When thriller-like double-crosses by Eugene, Raymond's girlfriend Claire
(Angelina Jolie), and an FBI agent (Michael Massee) come into the picture,
it becomes quite clear that no one involved in Playing God, much less
director Andy Wilson or writer Mark Haskell Smith, has a real grasp on what
exactly the film is all about. Not only is the film's mood and flow of
events all over the map, but without any focused direction, all of the
players attack the material from wildly different angles. Duchovny
maintains a Fox Mulder-type balance of deadpan sarcasm and seriousness
throughout; the pouty Jolie is stiffly earnest; and Massee and especially
Hutton seemed to have wandered in from the broad comedy next door.
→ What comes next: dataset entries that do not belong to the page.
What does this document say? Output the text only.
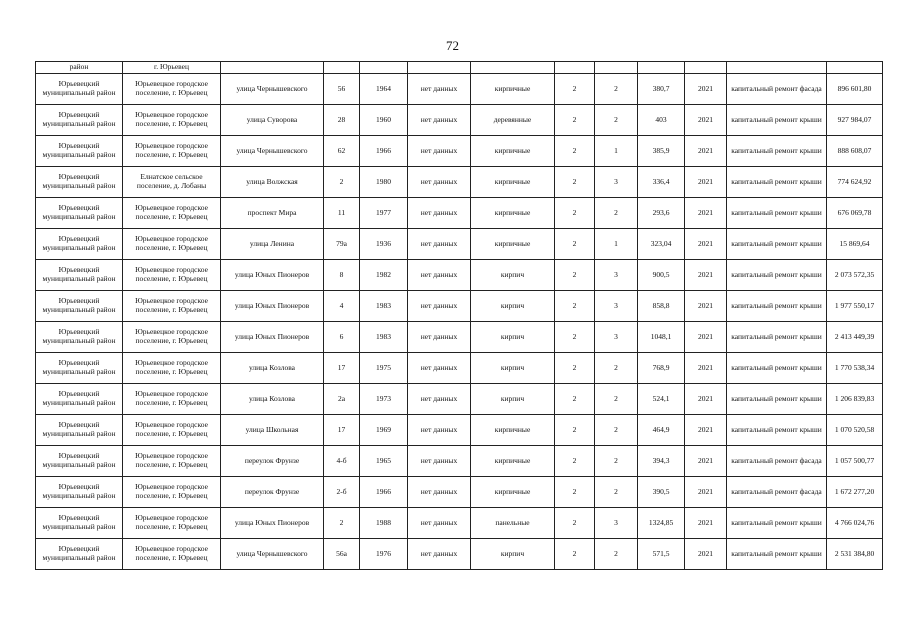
72
район	г. Юрьевец											
Юрьевецкий муниципальный район	Юрьевецкое городское поселение, г. Юрьевец	улица Чернышевского	56	1964	нет данных	кирпичные	2	2	380,7	2021	капитальный ремонт фасада	896 601,80
Юрьевецкий муниципальный район	Юрьевецкое городское поселение, г. Юрьевец	улица Суворова	28	1960	нет данных	деревянные	2	2	403	2021	капитальный ремонт крыши	927 984,07
Юрьевецкий муниципальный район	Юрьевецкое городское поселение, г. Юрьевец	улица Чернышевского	62	1966	нет данных	кирпичные	2	1	385,9	2021	капитальный ремонт крыши	888 608,07
Юрьевецкий муниципальный район	Елнатское сельское поселение, д. Лобаны	улица Волжская	2	1980	нет данных	кирпичные	2	3	336,4	2021	капитальный ремонт крыши	774 624,92
Юрьевецкий муниципальный район	Юрьевецкое городское поселение, г. Юрьевец	проспект Мира	11	1977	нет данных	кирпичные	2	2	293,6	2021	капитальный ремонт крыши	676 069,78
Юрьевецкий муниципальный район	Юрьевецкое городское поселение, г. Юрьевец	улица Ленина	79а	1936	нет данных	кирпичные	2	1	323,04	2021	капитальный ремонт крыши	15 869,64
Юрьевецкий муниципальный район	Юрьевецкое городское поселение, г. Юрьевец	улица Юных Пионеров	8	1982	нет данных	кирпич	2	3	900,5	2021	капитальный ремонт крыши	2 073 572,35
Юрьевецкий муниципальный район	Юрьевецкое городское поселение, г. Юрьевец	улица Юных Пионеров	4	1983	нет данных	кирпич	2	3	858,8	2021	капитальный ремонт крыши	1 977 550,17
Юрьевецкий муниципальный район	Юрьевецкое городское поселение, г. Юрьевец	улица Юных Пионеров	6	1983	нет данных	кирпич	2	3	1048,1	2021	капитальный ремонт крыши	2 413 449,39
Юрьевецкий муниципальный район	Юрьевецкое городское поселение, г. Юрьевец	улица Козлова	17	1975	нет данных	кирпич	2	2	768,9	2021	капитальный ремонт крыши	1 770 538,34
Юрьевецкий муниципальный район	Юрьевецкое городское поселение, г. Юрьевец	улица Козлова	2а	1973	нет данных	кирпич	2	2	524,1	2021	капитальный ремонт крыши	1 206 839,83
Юрьевецкий муниципальный район	Юрьевецкое городское поселение, г. Юрьевец	улица Школьная	17	1969	нет данных	кирпичные	2	2	464,9	2021	капитальный ремонт крыши	1 070 520,58
Юрьевецкий муниципальный район	Юрьевецкое городское поселение, г. Юрьевец	переулок Фрунзе	4-б	1965	нет данных	кирпичные	2	2	394,3	2021	капитальный ремонт фасада	1 057 500,77
Юрьевецкий муниципальный район	Юрьевецкое городское поселение, г. Юрьевец	переулок Фрунзе	2-б	1966	нет данных	кирпичные	2	2	390,5	2021	капитальный ремонт фасада	1 672 277,20
Юрьевецкий муниципальный район	Юрьевецкое городское поселение, г. Юрьевец	улица Юных Пионеров	2	1988	нет данных	панельные	2	3	1324,85	2021	капитальный ремонт крыши	4 766 024,76
Юрьевецкий муниципальный район	Юрьевецкое городское поселение, г. Юрьевец	улица Чернышевского	56а	1976	нет данных	кирпич	2	2	571,5	2021	капитальный ремонт крыши	2 531 384,80
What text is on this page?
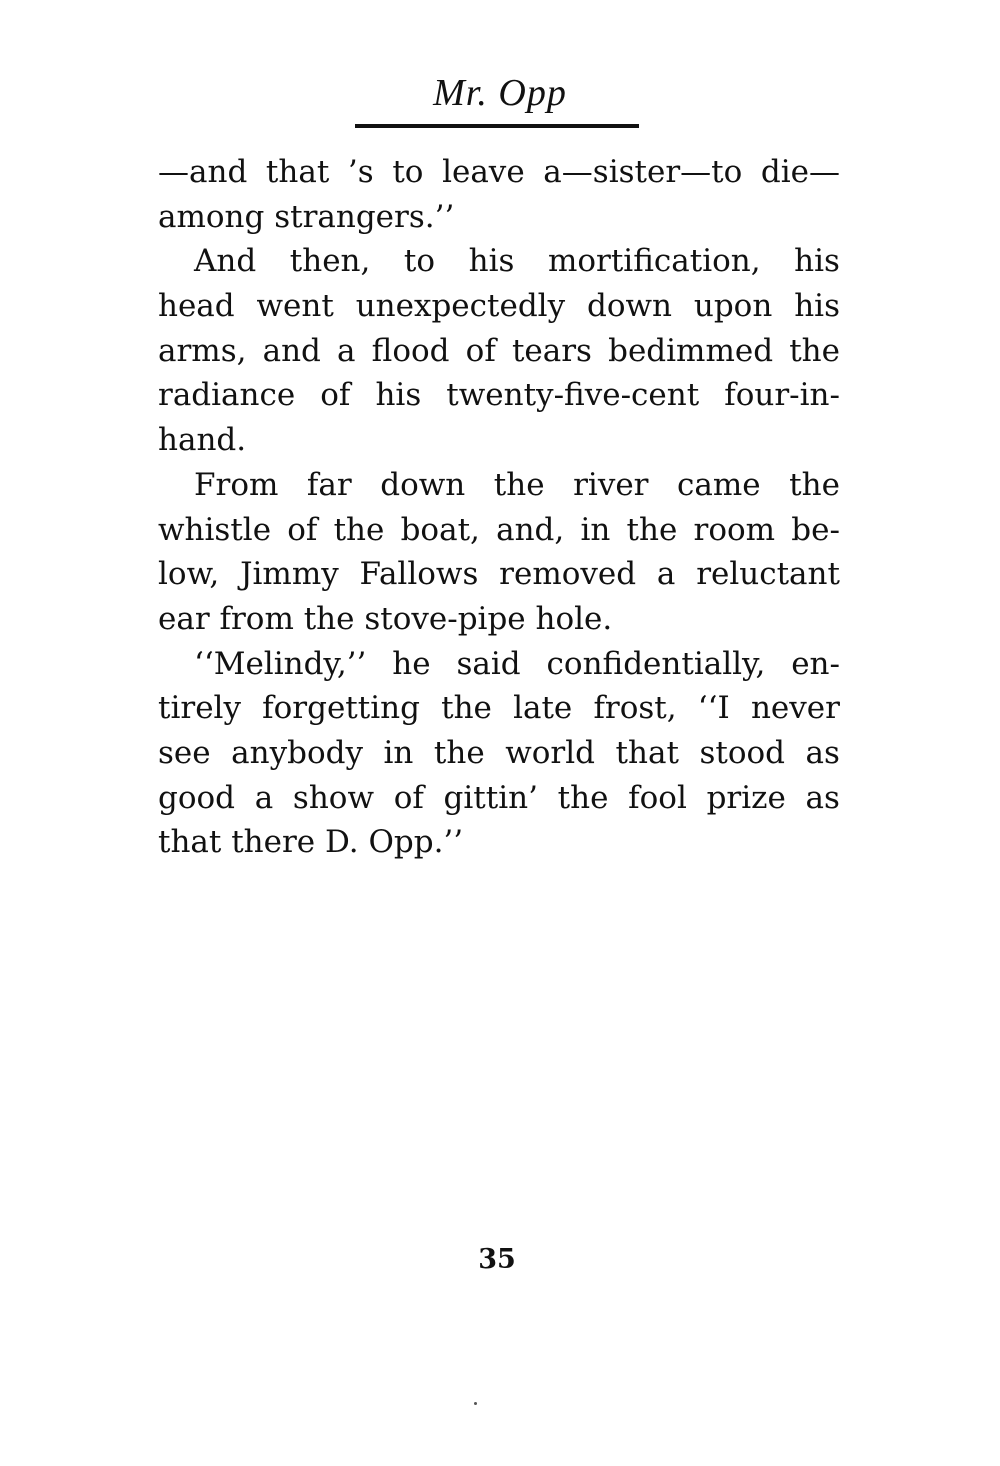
Mr. Opp
—and that ’s to leave a—sister—to die—
among strangers.’’
And then, to his mortification, his
head went unexpectedly down upon his
arms, and a flood of tears bedimmed the
radiance of his twenty-five-cent four-in-
hand.
From far down the river came the
whistle of the boat, and, in the room be-
low, Jimmy Fallows removed a reluctant
ear from the stove-pipe hole.
‘‘Melindy,’’ he said confidentially, en-
tirely forgetting the late frost, ‘‘I never
see anybody in the world that stood as
good a show of gittin’ the fool prize as
that there D. Opp.’’
35
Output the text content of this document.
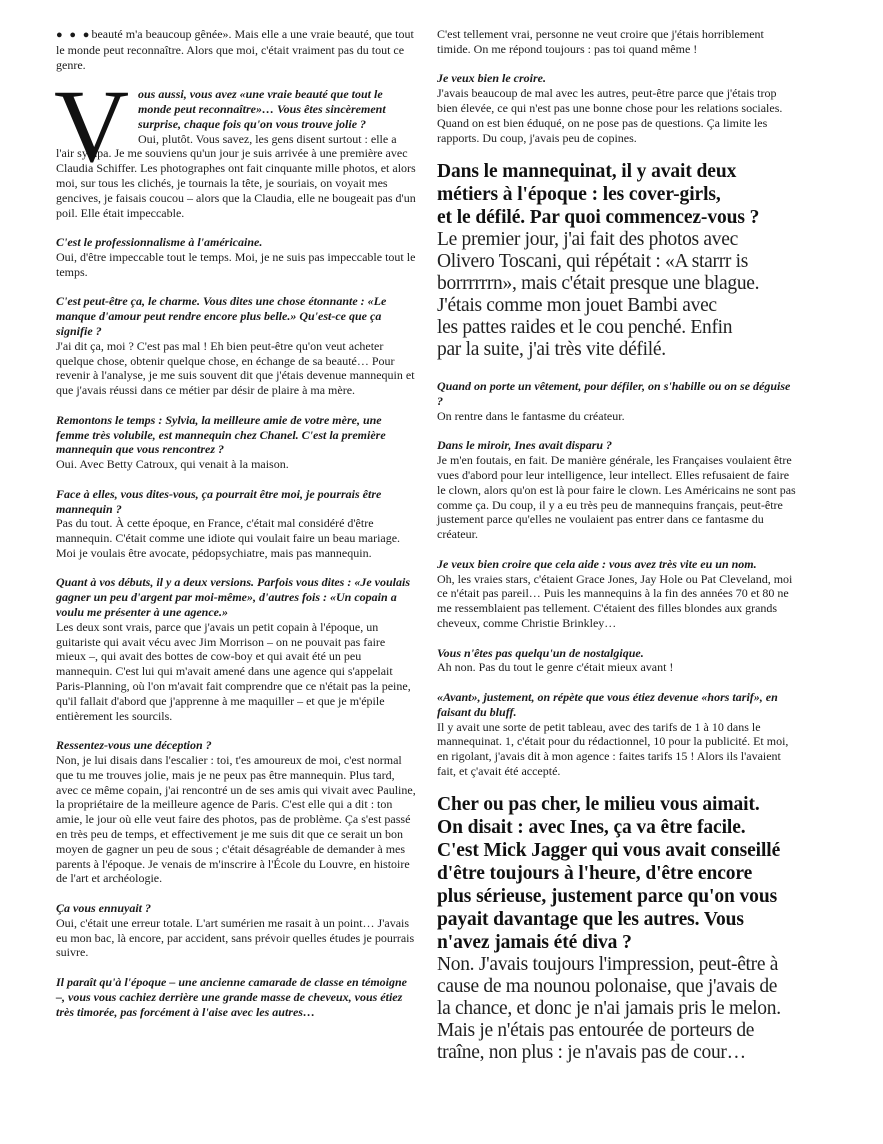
● ● ●beauté m'a beaucoup gênée». Mais elle a une vraie beauté, que tout le monde peut reconnaître. Alors que moi, c'était vraiment pas du tout ce genre.

V ous aussi, vous avez «une vraie beauté que tout le monde peut reconnaître»… Vous êtes sincèrement surprise, chaque fois qu'on vous trouve jolie ?
Oui, plutôt. Vous savez, les gens disent surtout : elle a l'air sympa. Je me souviens qu'un jour je suis arrivée à une première avec Claudia Schiffer. Les photographes ont fait cinquante mille photos, et alors moi, sur tous les clichés, je tournais la tête, je souriais, on voyait mes gencives, je faisais coucou – alors que la Claudia, elle ne bougeait pas d'un poil. Elle était impeccable.

C'est le professionnalisme à l'américaine.
Oui, d'être impeccable tout le temps. Moi, je ne suis pas impeccable tout le temps.

C'est peut-être ça, le charme. Vous dites une chose étonnante : «Le manque d'amour peut rendre encore plus belle.» Qu'est-ce que ça signifie ?
J'ai dit ça, moi ? C'est pas mal ! Eh bien peut-être qu'on veut acheter quelque chose, obtenir quelque chose, en échange de sa beauté… Pour revenir à l'analyse, je me suis souvent dit que j'étais devenue mannequin et que j'avais réussi dans ce métier par désir de plaire à ma mère.

Remontons le temps : Sylvia, la meilleure amie de votre mère, une femme très volubile, est mannequin chez Chanel. C'est la première mannequin que vous rencontrez ?
Oui. Avec Betty Catroux, qui venait à la maison.

Face à elles, vous dites-vous, ça pourrait être moi, je pourrais être mannequin ?
Pas du tout. À cette époque, en France, c'était mal considéré d'être mannequin. C'était comme une idiote qui voulait faire un beau mariage. Moi je voulais être avocate, pédopsychiatre, mais pas mannequin.

Quant à vos débuts, il y a deux versions. Parfois vous dites : «Je voulais gagner un peu d'argent par moi-même», d'autres fois : «Un copain a voulu me présenter à une agence.»
Les deux sont vrais, parce que j'avais un petit copain à l'époque, un guitariste qui avait vécu avec Jim Morrison – on ne pouvait pas faire mieux –, qui avait des bottes de cow-boy et qui avait été un peu mannequin. C'est lui qui m'avait amené dans une agence qui s'appelait Paris-Planning, où l'on m'avait fait comprendre que ce n'était pas la peine, qu'il fallait d'abord que j'apprenne à me maquiller – et que je m'épile entièrement les sourcils.

Ressentez-vous une déception ?
Non, je lui disais dans l'escalier : toi, t'es amoureux de moi, c'est normal que tu me trouves jolie, mais je ne peux pas être mannequin. Plus tard, avec ce même copain, j'ai rencontré un de ses amis qui vivait avec Pauline, la propriétaire de la meilleure agence de Paris. C'est elle qui a dit : ton amie, le jour où elle veut faire des photos, pas de problème. Ça s'est passé en très peu de temps, et effectivement je me suis dit que ce serait un bon moyen de gagner un peu de sous ; c'était désagréable de demander à mes parents à l'époque. Je venais de m'inscrire à l'École du Louvre, en histoire de l'art et archéologie.

Ça vous ennuyait ?
Oui, c'était une erreur totale. L'art sumérien me rasait à un point… J'avais eu mon bac, là encore, par accident, sans prévoir quelles études je pourrais suivre.

Il paraît qu'à l'époque – une ancienne camarade de classe en témoigne –, vous vous cachiez derrière une grande masse de cheveux, vous étiez très timorée, pas forcément à l'aise avec les autres…

C'est tellement vrai, personne ne veut croire que j'étais horriblement timide. On me répond toujours : pas toi quand même !

Je veux bien le croire.
J'avais beaucoup de mal avec les autres, peut-être parce que j'étais trop bien élevée, ce qui n'est pas une bonne chose pour les relations sociales. Quand on est bien éduqué, on ne pose pas de questions. Ça limite les rapports. Du coup, j'avais peu de copines.

Dans le mannequinat, il y avait deux
métiers à l'époque : les cover-girls,
et le défilé. Par quoi commencez-vous ?
Le premier jour, j'ai fait des photos avec
Olivero Toscani, qui répétait : «A starrr is
borrrrrrn», mais c'était presque une blague.
J'étais comme mon jouet Bambi avec
les pattes raides et le cou penché. Enfin
par la suite, j'ai très vite défilé.

Quand on porte un vêtement, pour défiler, on s'habille ou on se déguise ?
On rentre dans le fantasme du créateur.

Dans le miroir, Ines avait disparu ?
Je m'en foutais, en fait. De manière générale, les Françaises voulaient être vues d'abord pour leur intelligence, leur intellect. Elles refusaient de faire le clown, alors qu'on est là pour faire le clown. Les Américains ne sont pas comme ça. Du coup, il y a eu très peu de mannequins français, peut-être justement parce qu'elles ne voulaient pas entrer dans ce fantasme du créateur.

Je veux bien croire que cela aide : vous avez très vite eu un nom.
Oh, les vraies stars, c'étaient Grace Jones, Jay Hole ou Pat Cleveland, moi ce n'était pas pareil… Puis les mannequins à la fin des années 70 et 80 ne me ressemblaient pas tellement. C'étaient des filles blondes aux grands cheveux, comme Christie Brinkley…

Vous n'êtes pas quelqu'un de nostalgique.
Ah non. Pas du tout le genre c'était mieux avant !

«Avant», justement, on répète que vous étiez devenue «hors tarif», en faisant du bluff.
Il y avait une sorte de petit tableau, avec des tarifs de 1 à 10 dans le mannequinat. 1, c'était pour du rédactionnel, 10 pour la publicité. Et moi, en rigolant, j'avais dit à mon agence : faites tarifs 15 ! Alors ils l'avaient fait, et ç'avait été accepté.

Cher ou pas cher, le milieu vous aimait.
On disait : avec Ines, ça va être facile.
C'est Mick Jagger qui vous avait conseillé
d'être toujours à l'heure, d'être encore
plus sérieuse, justement parce qu'on vous
payait davantage que les autres. Vous
n'avez jamais été diva ?
Non. J'avais toujours l'impression, peut-être à
cause de ma nounou polonaise, que j'avais de
la chance, et donc je n'ai jamais pris le melon.
Mais je n'étais pas entourée de porteurs de
traîne, non plus : je n'avais pas de cour…
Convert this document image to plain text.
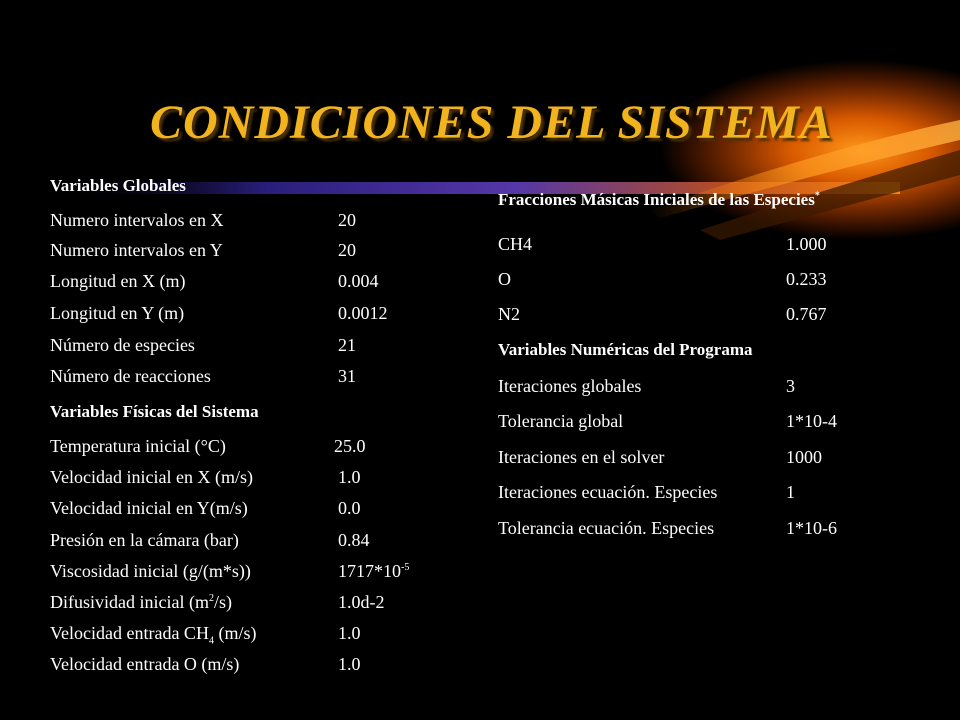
CONDICIONES DEL SISTEMA
Variables Globales
Numero intervalos en X	20
Numero intervalos en Y	20
Longitud en X (m)	0.004
Longitud en Y (m)	0.0012
Número de especies	21
Número de reacciones	31
Variables Físicas del Sistema
Temperatura inicial (°C)	25.0
Velocidad inicial en X (m/s)	1.0
Velocidad inicial en Y(m/s)	0.0
Presión en la cámara (bar)	0.84
Viscosidad inicial (g/(m*s))	$1717*10^{-5}$
Difusividad inicial $(m^2/s)$	1.0d-2
Velocidad entrada $CH_4$ (m/s)	1.0
Velocidad entrada O (m/s)	1.0
Fracciones Másicas Iniciales de las Especies*
CH4	1.000
O	0.233
N2	0.767
Variables Numéricas del Programa
Iteraciones globales	3
Tolerancia global	1*10-4
Iteraciones en el solver	1000
Iteraciones ecuación. Especies	1
Tolerancia ecuación. Especies	1*10-6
I
suppose the original intent of Playing God was to be a neo-noir with a
gloss of postmodern hipness, something hinted at by Eugene's coolly
detached and "ironic," if pointless, voiceover narration. But any
discernable intentions are lost in the swirl of clashing ideas and
sensibilities.
"A game with no rules" reads the tagline for Playing God, which can best
be described as "a film with no rules": a peculiar star vehicle for X-Files
sensation Duchovny that meanders within the territory of comedy, drama,
thriller, and just about anything under the cinematic sun with very little
rhyme and no apparent reason at all.